Mereka menilai kebijakan peningkatan batas pengenaan PTKP bakal berdampak langsung terhadap kemampuan cicilan masyarakat berpenghasilan rendah untuk mewujudkan rumah impian. Jadi, selintas tidak alasan bagi pemerintah maupun DPR untuk tidak segera mewujudkan kebijakan tersebut. Selain meningkatkan daya beli masyarakat bawah, juga mengurangi beban kalangan pengusaha yang harus menanggung PPh karyawan.
Direktorat Jenderal Pajak tentu saja yang kena getahnya karena harus menutupi potensi pajak yang tak tertagih tersebut. Tetapi, tidak perlu khawatir sebab selama lima tahun terakhir ini seiring pertumbuhan ekonomi telah muncul kelas menengah baru yang diperkirakan bertambah 9 juta orang per tahun.
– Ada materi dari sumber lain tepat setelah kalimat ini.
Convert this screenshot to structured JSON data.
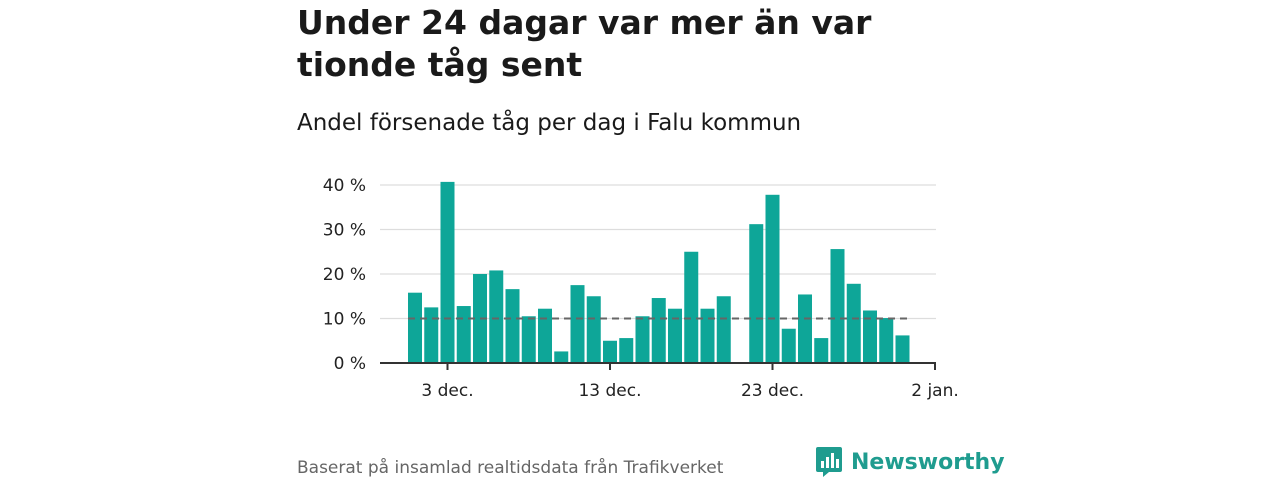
{
  "header": {
    "title": "Under 24 dagar var mer än var tionde tåg sent",
    "subtitle": "Andel försenade tåg per dag i Falu kommun"
  },
  "footer": {
    "source": "Baserat på insamlad realtidsdata från Trafikverket",
    "brand": "Newsworthy",
    "brand_icon": "newsworthy-logo-icon"
  },
  "colors": {
    "bar": "#0ea698",
    "reference_line": "#666666",
    "grid": "#dddddd",
    "axis": "#333333",
    "brand": "#1f9c8f"
  },
  "chart_data": {
    "type": "bar",
    "title": "Andel försenade tåg per dag i Falu kommun",
    "xlabel": "",
    "ylabel": "",
    "x_start": "2022-12-01",
    "categories": [
      "1 dec.",
      "2 dec.",
      "3 dec.",
      "4 dec.",
      "5 dec.",
      "6 dec.",
      "7 dec.",
      "8 dec.",
      "9 dec.",
      "10 dec.",
      "11 dec.",
      "12 dec.",
      "13 dec.",
      "14 dec.",
      "15 dec.",
      "16 dec.",
      "17 dec.",
      "18 dec.",
      "19 dec.",
      "20 dec.",
      "21 dec.",
      "22 dec.",
      "23 dec.",
      "24 dec.",
      "25 dec.",
      "26 dec.",
      "27 dec.",
      "28 dec.",
      "29 dec.",
      "30 dec.",
      "31 dec."
    ],
    "values": [
      15.8,
      12.5,
      40.7,
      12.8,
      20.0,
      20.8,
      16.6,
      10.5,
      12.2,
      2.6,
      17.5,
      15.0,
      5.0,
      5.6,
      10.5,
      14.6,
      12.2,
      25.0,
      12.2,
      15.0,
      null,
      31.2,
      37.8,
      7.7,
      15.4,
      5.6,
      25.6,
      17.8,
      11.8,
      10.1,
      6.2
    ],
    "reference_line": 10,
    "ylim": [
      0,
      40
    ],
    "y_ticks": [
      {
        "value": 0,
        "label": "0 %"
      },
      {
        "value": 10,
        "label": "10 %"
      },
      {
        "value": 20,
        "label": "20 %"
      },
      {
        "value": 30,
        "label": "30 %"
      },
      {
        "value": 40,
        "label": "40 %"
      }
    ],
    "x_ticks": [
      {
        "index": 2,
        "label": "3 dec."
      },
      {
        "index": 12,
        "label": "13 dec."
      },
      {
        "index": 22,
        "label": "23 dec."
      },
      {
        "index": 32,
        "label": "2 jan."
      }
    ],
    "grid": true
  }
}
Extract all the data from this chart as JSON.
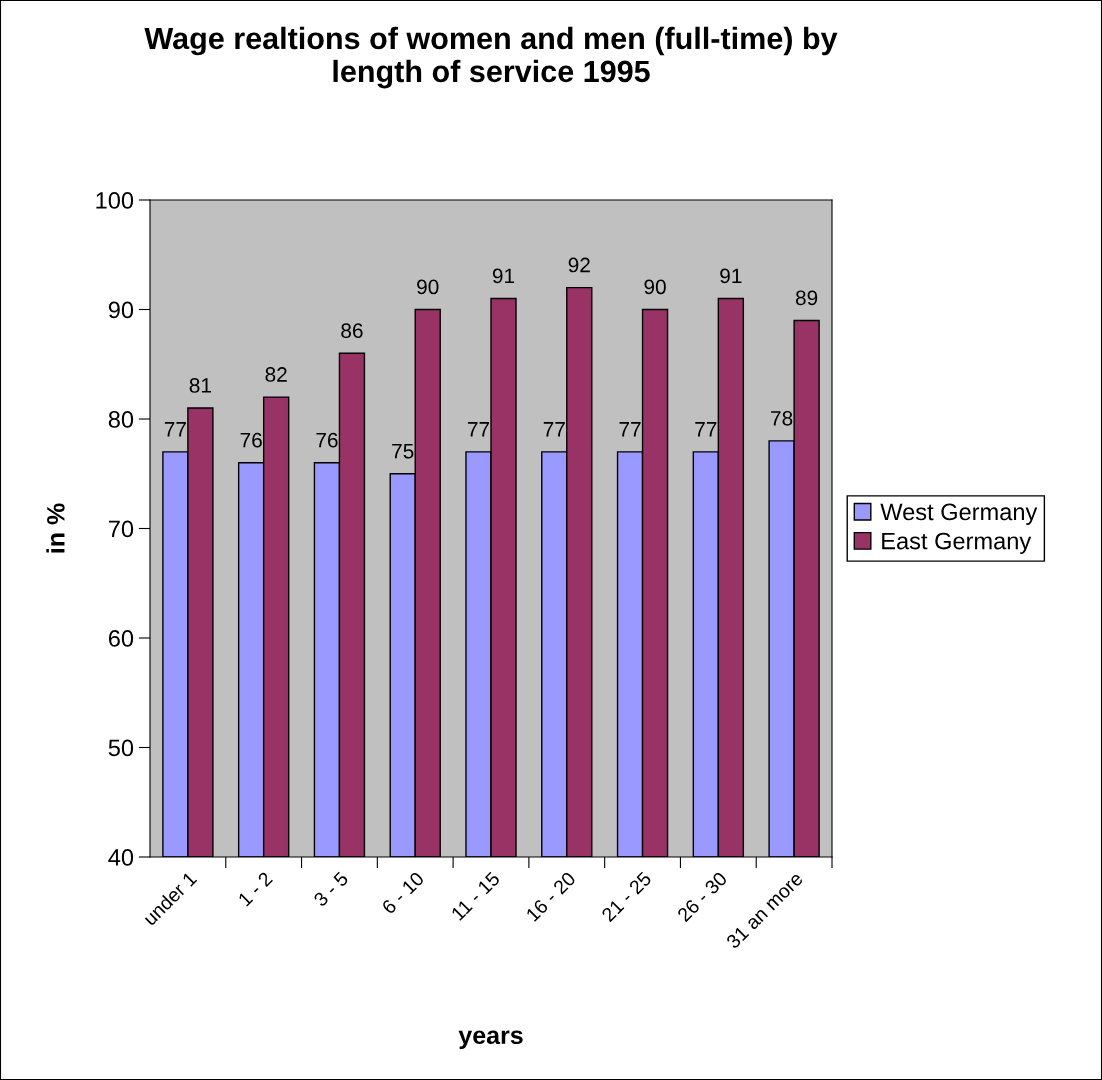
{
  "chart_data": {
    "type": "bar",
    "title": "Wage realtions of women and men (full-time) by\nlength of service 1995",
    "xlabel": "years",
    "ylabel": "in %",
    "categories": [
      "under 1",
      "1 - 2",
      "3 - 5",
      "6 - 10",
      "11 - 15",
      "16 - 20",
      "21 - 25",
      "26 - 30",
      "31 an more"
    ],
    "series": [
      {
        "name": "West Germany",
        "color": "#9999ff",
        "values": [
          77,
          76,
          76,
          75,
          77,
          77,
          77,
          77,
          78
        ]
      },
      {
        "name": "East Germany",
        "color": "#993366",
        "values": [
          81,
          82,
          86,
          90,
          91,
          92,
          90,
          91,
          89
        ]
      }
    ],
    "ylim": [
      40,
      100
    ],
    "yticks": [
      40,
      50,
      60,
      70,
      80,
      90,
      100
    ],
    "data_labels": true,
    "legend": "right",
    "grid": false
  }
}
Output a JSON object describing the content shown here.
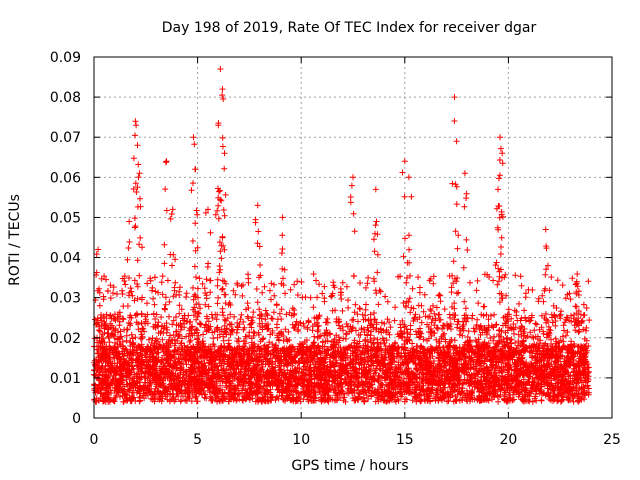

Berdasarkan versi Bank Dunia, sebanyak 56,5 persen dari total populasi Indonesia masuk kategori kelas menengah. Salah satu indikatornya, kelas menengah itu mengeluarkan uang belanja sebesar USD2 hingga USD20 per hari. Nah, masyarakat kelas menengah baru inilah yang harus menjadi fokus garapan para petugas pajak.(azh)
()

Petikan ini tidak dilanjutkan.